Bir diğer husus ise muhaliflerin seçimli kurultay hakkında bugüne kadar herhangi bir açıklama yapmamış olmaları.

‘Pazar günü yapılacak tüzük değişikliğinden sonra muhalifler genel merkezin ilan ettiği 10 Temmuz tarihindeki kurultaya katılabilirler mi?’ soruma verilen cevap, ‘Neden olmasın?’ şeklindeydi.

***

MHP potansiyeli olan önemli bir parti.  Genel Başkan Devlet Bahçeli Bey de çok kritik dönemlerde milli iradeye saygılı ve milli meselelerde birlik beraberlik içeren tavırlarıyla ciddi bir devlet adamı olduğunu ispat etmiş önemli bir şahsiyet.

En büyük hatası 1999 seçimlerinden sonra 28 Şubat post modern darbesine karşı duramaması ve ANAP ve DSP ile koalisyona razı olmasıdır.

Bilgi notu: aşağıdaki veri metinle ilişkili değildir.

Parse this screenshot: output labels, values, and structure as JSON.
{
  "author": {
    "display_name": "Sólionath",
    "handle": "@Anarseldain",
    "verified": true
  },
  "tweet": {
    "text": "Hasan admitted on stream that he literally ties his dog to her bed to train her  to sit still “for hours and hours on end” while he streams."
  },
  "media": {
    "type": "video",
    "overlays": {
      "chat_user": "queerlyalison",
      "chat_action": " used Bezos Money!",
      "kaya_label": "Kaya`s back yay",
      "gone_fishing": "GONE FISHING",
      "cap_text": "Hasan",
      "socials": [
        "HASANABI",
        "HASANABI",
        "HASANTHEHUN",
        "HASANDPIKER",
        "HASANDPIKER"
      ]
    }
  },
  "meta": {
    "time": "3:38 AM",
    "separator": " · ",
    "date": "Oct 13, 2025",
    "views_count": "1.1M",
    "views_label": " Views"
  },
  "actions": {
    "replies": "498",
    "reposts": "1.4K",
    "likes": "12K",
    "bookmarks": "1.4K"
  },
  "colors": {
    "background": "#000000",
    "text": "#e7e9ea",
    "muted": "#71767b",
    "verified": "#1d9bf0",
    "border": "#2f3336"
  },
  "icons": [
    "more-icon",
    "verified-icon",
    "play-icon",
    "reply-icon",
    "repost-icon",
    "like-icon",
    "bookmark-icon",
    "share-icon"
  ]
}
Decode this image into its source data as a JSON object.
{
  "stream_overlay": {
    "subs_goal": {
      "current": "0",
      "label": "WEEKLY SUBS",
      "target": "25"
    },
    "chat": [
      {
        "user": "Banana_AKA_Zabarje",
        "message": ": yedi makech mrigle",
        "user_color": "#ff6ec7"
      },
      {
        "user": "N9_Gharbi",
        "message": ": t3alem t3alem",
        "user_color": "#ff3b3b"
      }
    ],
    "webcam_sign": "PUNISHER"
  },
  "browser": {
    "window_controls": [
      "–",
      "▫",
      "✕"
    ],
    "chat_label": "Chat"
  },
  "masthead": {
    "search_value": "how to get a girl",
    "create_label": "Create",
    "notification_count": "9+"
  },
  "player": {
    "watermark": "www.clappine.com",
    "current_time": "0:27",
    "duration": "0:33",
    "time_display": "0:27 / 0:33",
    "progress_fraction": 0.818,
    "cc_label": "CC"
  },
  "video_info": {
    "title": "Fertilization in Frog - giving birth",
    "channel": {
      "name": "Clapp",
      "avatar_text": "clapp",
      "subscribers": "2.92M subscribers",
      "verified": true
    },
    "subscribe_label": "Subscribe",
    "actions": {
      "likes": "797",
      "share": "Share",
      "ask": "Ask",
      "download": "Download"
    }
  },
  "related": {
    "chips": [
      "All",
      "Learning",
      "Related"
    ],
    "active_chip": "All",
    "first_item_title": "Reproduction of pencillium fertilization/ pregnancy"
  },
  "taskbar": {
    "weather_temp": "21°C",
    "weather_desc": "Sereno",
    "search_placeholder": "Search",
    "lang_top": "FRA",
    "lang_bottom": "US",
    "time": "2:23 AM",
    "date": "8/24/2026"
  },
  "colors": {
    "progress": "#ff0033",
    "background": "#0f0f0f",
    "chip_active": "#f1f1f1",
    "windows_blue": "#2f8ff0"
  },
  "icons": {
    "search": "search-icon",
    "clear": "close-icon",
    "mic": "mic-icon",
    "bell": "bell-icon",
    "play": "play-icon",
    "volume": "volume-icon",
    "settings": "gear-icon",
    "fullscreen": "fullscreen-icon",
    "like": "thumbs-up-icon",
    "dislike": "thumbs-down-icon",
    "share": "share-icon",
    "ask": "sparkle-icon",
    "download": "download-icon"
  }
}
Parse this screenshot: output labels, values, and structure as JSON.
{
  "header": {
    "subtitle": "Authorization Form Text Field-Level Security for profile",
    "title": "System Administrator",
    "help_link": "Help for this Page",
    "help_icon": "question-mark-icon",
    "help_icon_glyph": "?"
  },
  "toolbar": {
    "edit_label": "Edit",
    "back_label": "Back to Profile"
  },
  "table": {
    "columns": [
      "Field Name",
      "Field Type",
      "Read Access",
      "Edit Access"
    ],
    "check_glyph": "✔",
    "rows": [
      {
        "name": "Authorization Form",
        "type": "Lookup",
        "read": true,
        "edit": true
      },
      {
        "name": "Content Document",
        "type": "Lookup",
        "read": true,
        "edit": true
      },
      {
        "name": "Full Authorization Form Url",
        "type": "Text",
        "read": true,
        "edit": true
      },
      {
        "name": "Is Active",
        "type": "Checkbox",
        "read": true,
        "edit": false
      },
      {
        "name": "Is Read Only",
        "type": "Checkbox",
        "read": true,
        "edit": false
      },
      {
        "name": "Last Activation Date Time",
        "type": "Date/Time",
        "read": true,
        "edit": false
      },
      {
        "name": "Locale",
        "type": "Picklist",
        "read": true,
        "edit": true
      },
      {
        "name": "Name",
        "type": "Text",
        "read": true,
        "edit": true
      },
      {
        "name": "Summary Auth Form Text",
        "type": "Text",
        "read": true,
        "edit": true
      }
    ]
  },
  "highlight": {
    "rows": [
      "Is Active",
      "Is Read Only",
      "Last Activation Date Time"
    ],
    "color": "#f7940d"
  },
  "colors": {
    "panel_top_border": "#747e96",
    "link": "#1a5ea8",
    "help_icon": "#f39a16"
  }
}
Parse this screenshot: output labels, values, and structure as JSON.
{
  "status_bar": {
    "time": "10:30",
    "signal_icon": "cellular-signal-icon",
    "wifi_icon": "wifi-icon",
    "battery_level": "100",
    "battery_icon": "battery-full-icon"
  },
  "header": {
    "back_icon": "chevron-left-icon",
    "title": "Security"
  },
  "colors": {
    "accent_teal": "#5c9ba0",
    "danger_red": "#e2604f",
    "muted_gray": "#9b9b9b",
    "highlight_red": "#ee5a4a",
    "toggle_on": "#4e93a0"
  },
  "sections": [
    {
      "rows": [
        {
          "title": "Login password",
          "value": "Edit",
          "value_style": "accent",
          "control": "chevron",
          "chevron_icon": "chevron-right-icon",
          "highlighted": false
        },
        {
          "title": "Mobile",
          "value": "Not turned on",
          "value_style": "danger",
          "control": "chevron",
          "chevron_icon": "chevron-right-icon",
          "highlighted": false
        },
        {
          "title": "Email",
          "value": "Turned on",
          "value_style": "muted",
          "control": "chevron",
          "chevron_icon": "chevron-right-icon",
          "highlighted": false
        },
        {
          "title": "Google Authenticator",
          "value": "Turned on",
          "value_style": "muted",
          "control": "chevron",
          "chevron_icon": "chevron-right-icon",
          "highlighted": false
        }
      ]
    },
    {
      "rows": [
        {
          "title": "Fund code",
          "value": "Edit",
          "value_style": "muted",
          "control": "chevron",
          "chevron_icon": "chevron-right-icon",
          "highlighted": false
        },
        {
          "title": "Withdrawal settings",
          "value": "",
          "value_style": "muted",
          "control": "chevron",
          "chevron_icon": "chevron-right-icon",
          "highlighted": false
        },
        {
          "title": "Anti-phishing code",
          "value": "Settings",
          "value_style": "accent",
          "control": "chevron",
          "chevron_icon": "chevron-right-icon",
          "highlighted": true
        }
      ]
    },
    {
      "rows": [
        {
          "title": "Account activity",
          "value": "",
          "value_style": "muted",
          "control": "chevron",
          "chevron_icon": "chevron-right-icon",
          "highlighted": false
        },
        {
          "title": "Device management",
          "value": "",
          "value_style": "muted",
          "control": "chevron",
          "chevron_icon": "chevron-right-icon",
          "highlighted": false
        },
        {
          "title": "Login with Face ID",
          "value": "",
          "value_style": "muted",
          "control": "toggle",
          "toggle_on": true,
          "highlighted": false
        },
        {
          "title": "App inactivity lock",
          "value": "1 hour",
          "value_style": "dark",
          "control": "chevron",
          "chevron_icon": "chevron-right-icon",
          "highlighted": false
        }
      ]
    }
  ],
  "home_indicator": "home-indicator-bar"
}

MHP 1999 seçimlerinde büyük bir başarıya imza atmıştı. Ben o zaman Milli Gazete’de ‘Devletin başına Devlet geçmeli’ diye bir yazı yazmış ve MHP, DYP ve FP koalisyon hükümetini önermiştim.

Maalesef ANAP ve DSP ile kurduğu hükümet 2002’de partiyi barajın altına itecek bir netice doğurmuştu.

***

İkinci büyük hatası ise 548 delegenin talebine hayır cevabı vererek tüzüğü uygulamaması oldu.

Şimdi de o kararın sıkıntısını yaşıyor.

Fakat öyle görünüyor ki bu sıkıntı had safhaya ulaşmış ve taraflar arsında bütün köprüler atılmış.

Artık biz de Pazar gününü ve sonrasını merakla bekliyoruz.